A recipe column should, from time to time, put forward a pudding. There have been a few printed here – Mark Hix’s pavlova and a cherry and chocolate arrangement from Tom Kerridge among them – but perhaps they’ve been in short supply.
There’s a reason for this: I don’t very much care for pudding. Mostly I hold
this position when dining out. After snacks and bread, a starter, a main, it
is not that I am uncompromisingly full – sure, sometimes I might be – it is
most likely that I feel a dessert unnecessary. I’d rather have a small
chocolate morsel and a double espresso, and then a digestif.
My aversion to sweetness extends beyond desserts in dining room settings. I don’t care for sugar in booze, either. Cocktails with syrups and boundless fruity concoctions upset me to an astonishing degree. Why dilute the good stuff? The classics are best – give me a Hemingway or a Manhattan, perfect on the rocks. Or douse me in negronis, bitter and heady, and let me sit contented.
But I’d be a croissant short of a French breakfast if I were to denounce sugar entirely or suggest that I forgo it completely. I’m not trying to be salubrious in my dining. A bowl of Coco Pops is a fine thing, so too are biscuits of an afternoon with tea or a pot of chocolate mousse on a Sunday, post-roast. I suppose there is alignment there: as with drinks, when it comes to dessert, I like the old-school variations best. I’m not convinced by these newfangled recipes, meringue shards and earthy compotes, silly bits of pastry, caramel and exhausting oil-drenched cakes. Pizza Hut’s warm, gooey cookie, topped with an ice cream that is more air than cream, is more enticing thanks to its simplicity. Sugar needn’t be overworked.
In fact, I don’t think a genuinely beautiful and lasting cocktail has been invented in the past three or four decades; I’m not sure a truly iconic
dessert has either. Do excuse this wilful indulgence.
Still, dessert is dessert, and most people love it. You are almost certainly
a sweet enjoyer and I’d be doing you a disservice if I were to ignore that
unsubtle fact.
Here, then, is a stunning composition, where brioche is used as bread in that traditionally hearty and filling dish of bread and butter pudding. This one, from the Irish chef Fionnan Flood, head chef at The Chelsea Pig in south-west London, is given a sticky marmalade glaze and partnered with cinnamon ice cream for that caring stipend of spice. Even if I’d wave this dish away while out for dinner, I’d happily tuck into this at home by the fire.
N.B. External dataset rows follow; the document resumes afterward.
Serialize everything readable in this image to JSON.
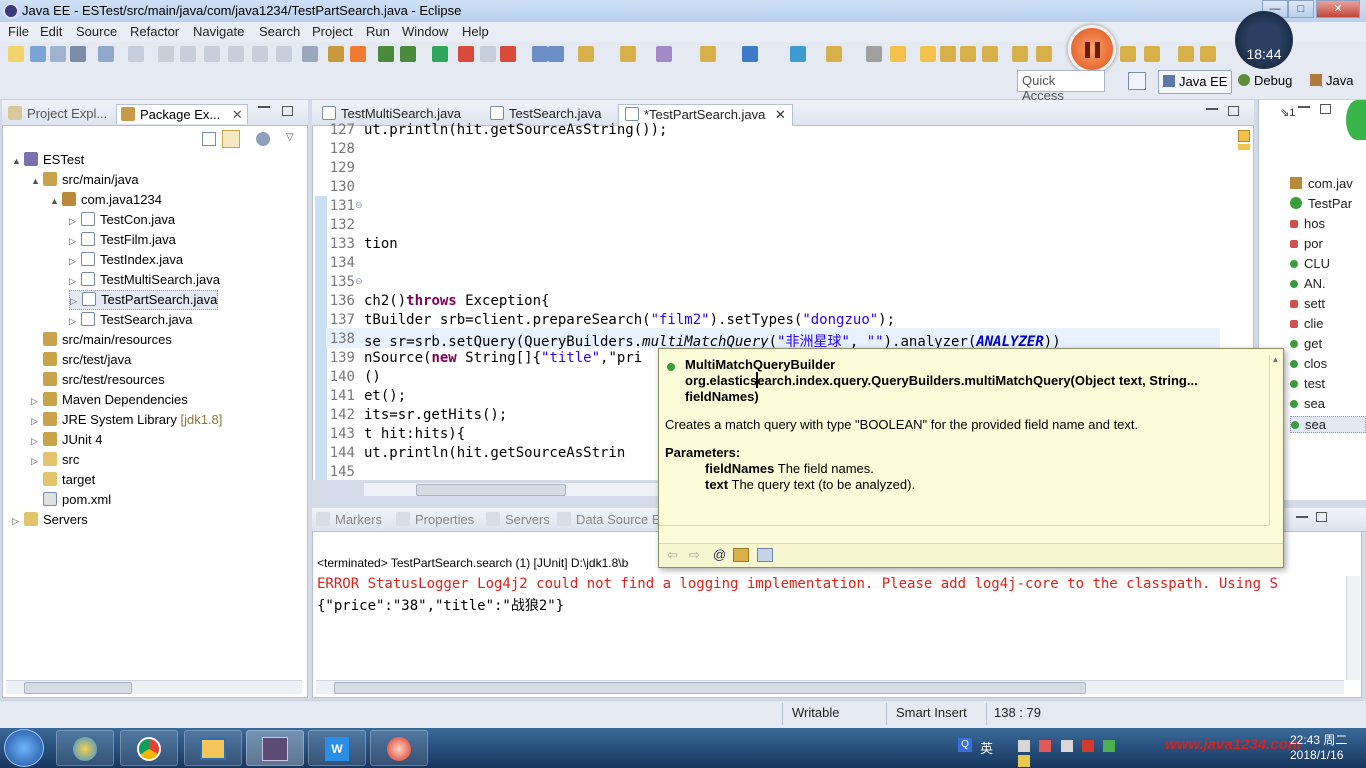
{
  "window": {
    "title": "Java EE - ESTest/src/main/java/com/java1234/TestPartSearch.java - Eclipse",
    "min_label": "—",
    "max_label": "□",
    "close_label": "✕"
  },
  "menu": [
    "File",
    "Edit",
    "Source",
    "Refactor",
    "Navigate",
    "Search",
    "Project",
    "Run",
    "Window",
    "Help"
  ],
  "toolbar": {
    "quick_access_placeholder": "Quick Access",
    "perspectives": [
      "Java EE",
      "Debug",
      "Java"
    ]
  },
  "recorder": {
    "clock": "18:44"
  },
  "left_panel": {
    "tabs": [
      "Project Expl...",
      "Package Ex..."
    ],
    "tree": [
      {
        "label": "ESTest",
        "level": 0,
        "twisty": "▲",
        "kind": "project"
      },
      {
        "label": "src/main/java",
        "level": 1,
        "twisty": "▲",
        "kind": "srcfolder"
      },
      {
        "label": "com.java1234",
        "level": 2,
        "twisty": "▲",
        "kind": "package"
      },
      {
        "label": "TestCon.java",
        "level": 3,
        "twisty": "▷",
        "kind": "java"
      },
      {
        "label": "TestFilm.java",
        "level": 3,
        "twisty": "▷",
        "kind": "java"
      },
      {
        "label": "TestIndex.java",
        "level": 3,
        "twisty": "▷",
        "kind": "java"
      },
      {
        "label": "TestMultiSearch.java",
        "level": 3,
        "twisty": "▷",
        "kind": "java"
      },
      {
        "label": "TestPartSearch.java",
        "level": 3,
        "twisty": "▷",
        "kind": "java",
        "selected": true
      },
      {
        "label": "TestSearch.java",
        "level": 3,
        "twisty": "▷",
        "kind": "java"
      },
      {
        "label": "src/main/resources",
        "level": 1,
        "twisty": "",
        "kind": "srcfolder"
      },
      {
        "label": "src/test/java",
        "level": 1,
        "twisty": "",
        "kind": "srcfolder"
      },
      {
        "label": "src/test/resources",
        "level": 1,
        "twisty": "",
        "kind": "srcfolder"
      },
      {
        "label": "Maven Dependencies",
        "level": 1,
        "twisty": "▷",
        "kind": "lib"
      },
      {
        "label": "JRE System Library",
        "decor": "[jdk1.8]",
        "level": 1,
        "twisty": "▷",
        "kind": "lib"
      },
      {
        "label": "JUnit 4",
        "level": 1,
        "twisty": "▷",
        "kind": "lib"
      },
      {
        "label": "src",
        "level": 1,
        "twisty": "▷",
        "kind": "folder"
      },
      {
        "label": "target",
        "level": 1,
        "twisty": "",
        "kind": "folder"
      },
      {
        "label": "pom.xml",
        "level": 1,
        "twisty": "",
        "kind": "xml"
      },
      {
        "label": "Servers",
        "level": 0,
        "twisty": "▷",
        "kind": "folder"
      }
    ]
  },
  "editor": {
    "tabs": [
      "TestMultiSearch.java",
      "TestSearch.java",
      "*TestPartSearch.java"
    ],
    "lines": [
      {
        "no": "127",
        "text": "ut.println(hit.getSourceAsString());"
      },
      {
        "no": "128",
        "text": ""
      },
      {
        "no": "129",
        "text": ""
      },
      {
        "no": "130",
        "text": ""
      },
      {
        "no": "131",
        "text": ""
      },
      {
        "no": "132",
        "text": ""
      },
      {
        "no": "133",
        "text": "tion"
      },
      {
        "no": "134",
        "text": ""
      },
      {
        "no": "135",
        "text": ""
      },
      {
        "no": "136",
        "text": "ch2()throws Exception{"
      },
      {
        "no": "137",
        "text": "tBuilder srb=client.prepareSearch(\"film2\").setTypes(\"dongzuo\");"
      },
      {
        "no": "138",
        "text": "se sr=srb.setQuery(QueryBuilders.multiMatchQuery(\"非洲星球\", \"\").analyzer(ANALYZER))"
      },
      {
        "no": "139",
        "text": "nSource(new String[]{\"title\",\"pri"
      },
      {
        "no": "140",
        "text": "()"
      },
      {
        "no": "141",
        "text": "et();"
      },
      {
        "no": "142",
        "text": "its=sr.getHits();"
      },
      {
        "no": "143",
        "text": "t hit:hits){"
      },
      {
        "no": "144",
        "text": "ut.println(hit.getSourceAsStrin"
      },
      {
        "no": "145",
        "text": ""
      }
    ]
  },
  "popup": {
    "signature": "MultiMatchQueryBuilder org.elasticsearch.index.query.QueryBuilders.multiMatchQuery(Object text, String... fieldNames)",
    "description": "Creates a match query with type \"BOOLEAN\" for the provided field name and text.",
    "params_title": "Parameters:",
    "params": [
      {
        "name": "fieldNames",
        "desc": "The field names."
      },
      {
        "name": "text",
        "desc": "The query text (to be analyzed)."
      }
    ]
  },
  "outline": {
    "items": [
      "com.jav",
      "TestPar",
      "hos",
      "por",
      "CLU",
      "AN.",
      "sett",
      "clie",
      "get",
      "clos",
      "test",
      "sea",
      "sea"
    ]
  },
  "console": {
    "tabs": [
      "Markers",
      "Properties",
      "Servers",
      "Data Source E"
    ],
    "terminated": "<terminated> TestPartSearch.search (1) [JUnit] D:\\jdk1.8\\b",
    "error": "ERROR StatusLogger Log4j2 could not find a logging implementation. Please add log4j-core to the classpath. Using S",
    "output": "{\"price\":\"38\",\"title\":\"战狼2\"}"
  },
  "status": {
    "writable": "Writable",
    "insert_mode": "Smart Insert",
    "position": "138 : 79"
  },
  "taskbar": {
    "ime": "英",
    "time": "22:43 周二",
    "date": "2018/1/16",
    "watermark": "www.java1234.com"
  }
}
MARMALADE BREAD AND BUTTER PUDDING & CINNAMON ICE CREAM
SERVES TWO
FOR THE CUSTARD:
110g milk
110g double cream
50g sugar
1 egg
20g egg yolk
FOR THE BREAD AND BUTTER PUDDING:
6 brioche slices
Butter
Marmalade (to taste)
Caster sugar
1L orange juice
FOR THE ICE CREAM:
330g milk
90g double cream
120g sugar
100g egg yolks
Vanilla extract (to taste)
½ tsp cinnamon powder
METHOD:
FOR THE CUSTARD:
In a Kitchenaid or similar, mix all the ingredients for the custard together until emulsified.
FOR THE MARMALADE BREAD AND BUTTER PUDDING:
In a 5×4 inch cast-iron pot, melt a stick of butter over a low heat and spread this to evenly coat the base of the pan before dusting with a layer of sugar on top.
Separately, spread a liberal amount of butter on one side of each piece of brioche, before adding a layer of marmalade and forming into a sandwich.
Cut the sandwiches in half to make a triangle shape and gently place these
into your cast iron pot without leaving any spaces or gaps.
Pour half your custard into the cast-iron pot to allow the brioche to fully absorb it, before adding the final half of the mix on top.
Using a Bain Marie, steam your pudding at 150°C for 25-30 minutes until cooked through, before allowing this to cool down completely.
Next, place the pudding in the oven and bake at 220°C until puffed up and
golden brown on top.
While your pudding is cooking, heat your orange juice in a saucepan with
150g of sugar until thickened into a syrupy consistency.
Pour syrup on top of your pudding when ready to serve, before adding a scoop of cinnamon ice cream.
FOR THE CINNAMON ICE CREAM:
In a saucepan, pour in all the ice cream’s ingredients.
Heat the mix to 85°C, constantly stirring until you reach a custard consistency.
Leave the mixture to cool before placing in the freezer and waiting overnight, or until completely frozen.
Cut your frozen custard into smaller pieces before using a blender to blitz
until smooth.
Refreeze the mixture and use when required.